Drug-Drug Interactions:
Data from drug-drug interactions studies involving coadministration of gemfibrozil, niacin, itraconazole, erythromycin, tolbutamide or clopidogrel indicate that the PK disposition of fluvastatin is not significantly altered when fluvastatin is coadministered with any of these drugs.
The below listed drug interaction information is derived from studies using fluvastatin capsules. Similar studies have not been conducted using the fluvastatin sodium extended-release tablet.
| * Single dose unless otherwise noted † Mean ratio (with/without coadministered drug and no change = 1 fold) or % change (with/without coadministered drug and no change = 0%); symbols of ↑ and ↓ indicate the exposure increase and decrease, respectively. ‡ Considered clinically significant [see Dosage and Administration (2) and Drug Interactions (7)] | |||
| Coadministered drug and dosing regimen | Fluvastatin | ||
| Dose (mg)* | Change in AUC† | Change in Cmax† | |
| Cyclosporine – stable dose (b.i.d.)‡ | 20 mg QD for 14 weeks | ↑ 90% | ↑ 30% |
| Fluconazole 400 mg QD day 1,200 mg b.i.d. day 2 to 4‡ | 40 mg QD | ↑ 84% | ↑ 44% |
| Cholestyramine 8 g QD | 20 mg QD administered 4 hrs after a meal plus cholestyramine | ↓ 51% | ↓ 83% |
| Rifampicin 600 mg QD for 6 days | 20 mg QD | ↓ 53% | ↓ 42% |
| Cimetidine 400 mg b.i.d. for 5 days, QD on Day 6 | 20 mg QD | ↑ 30% | ↑ 40% |
| Ranitidine 150 mg b.i.d. for 5 days, QD on Day 6 | 20 mg QD | ↑ 10% | ↑ 50% |
| Omeprazole 40 mg QD for 6 days | 20 mg QD | ↑ 20% | ↑ 37% |
| Phenytoin 300 mg QD | 40 mg b.i.d. for 5 days | ↑ 40% | ↑ 27% |
| Propranolol 40 mg b.i.d. for 3.5 days | 40 mg QD | ↓ 5% | No change |
| Digoxin 0.1 to 0.5 mg QD for 3 weeks | 40 mg QD | No change | ↑ 11% |
| Diclofenac 25 mg QD | 40 mg QD for 8 days | ↑ 50% | ↑ 80% |
| Glyburide 5 to 20 mg QD for 22 days | 40 mg b.i.d. for 14 days | ↑ 51% | ↑ 44% |
| Warfarin 30 mg QD | 40 mg QD for 8 days | ↑ 30% | ↑ 67% |
| Clopidogrel 300 mg loading dose on day 10, 75 mg QD on days 11 to 19 | 80 mg XL QD for 19 days | ↓ 2% | ↑ 27% |
Data from drug-drug interaction studies involving fluvastatin and coadministration of either gemfibrozil, tolbutamide or losartan indicate that the PK disposition of either gemfibrozil, tolbutamide or losartan is not significantly altered when coadministered with fluvastatin.
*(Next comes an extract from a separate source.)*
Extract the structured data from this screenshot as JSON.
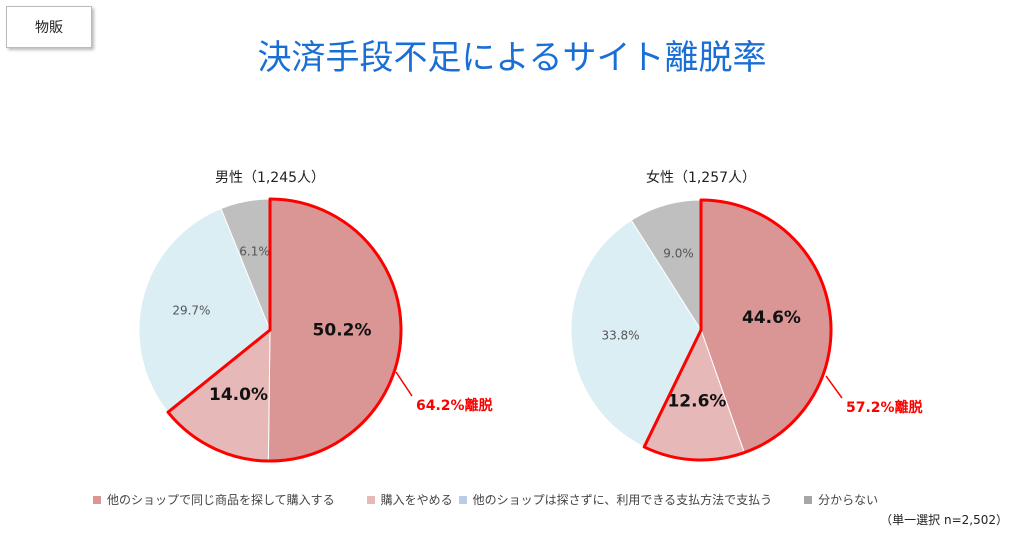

| * Single dose unless otherwise noted † Mean ratio (with/without coadministered drug and no change = 1 fold) or % change (with/without coadministered drug and no change = 0%); symbols of ↑ and ↓ indicate the exposure increase and decrease, respectively. ‡ Considered clinically significant [see Dosage and Administration (2) and Drug Interactions (7)] | |||
| Fluvastatin dosage regimen | Coadministered drug | ||
| Name and Dose (mg)* | Change in AUC† | Change in Cmax† | |
| 40 mg QD for 5 days | Phenytoin 300 mg QD‡ | ↑ 20% | ↑ 5% |
| 40 mg b.i.d. for 21 days | Glyburide 5 to 20 mg QD for 22 days‡ | ↑ 70% | ↑ 50% |
| 40 mg QD for 8 days | Diclofenac 25 mg QD | ↑ 25% | ↑ 60% |
| 40 mg QD for 8 days | Warfarin 30 mg QD | S-warfarin: ↑ 7% | S-warfarin: ↑ 10% |
| R-warfarin: no change | R-warfarin: ↑ 6% | ||
References
1. National Cholesterol Education Program (NCEP): Highlights of the Report of the Expert Panel on Blood Cholesterol Levels in Children and Adolescents. Pediatrics. 89(3):495-501.1992.
2. Manson, J.M., Freyssinges, C., Ducrocq, M.B., Stephenson, W.P., Postmarketing Surveillance of Lovastatin and Simvastatin Exposure During Pregnancy, Reproductive Toxicology, 10(6): 439-446, 1996.
How Supplied/Storage and Handling
Fluvastatin sodium extended-release tablets are available as:
80 mg - white to off-white, film-coated, round tablets, debossed with “TV” on one side of the tablet and “7446” on the other side of the tablet, in bottles of 30 and 100. (NDC 0093-7446-56, NDC 0093-7446-01)
Store and Dispense
Store at 20° to 25°C (68° to 77°F) [See USP Controlled Room Temperature].
Dispense in a tight, light-resistant container as defined in the USP, with a child-resistant closure (as required). Protect from light.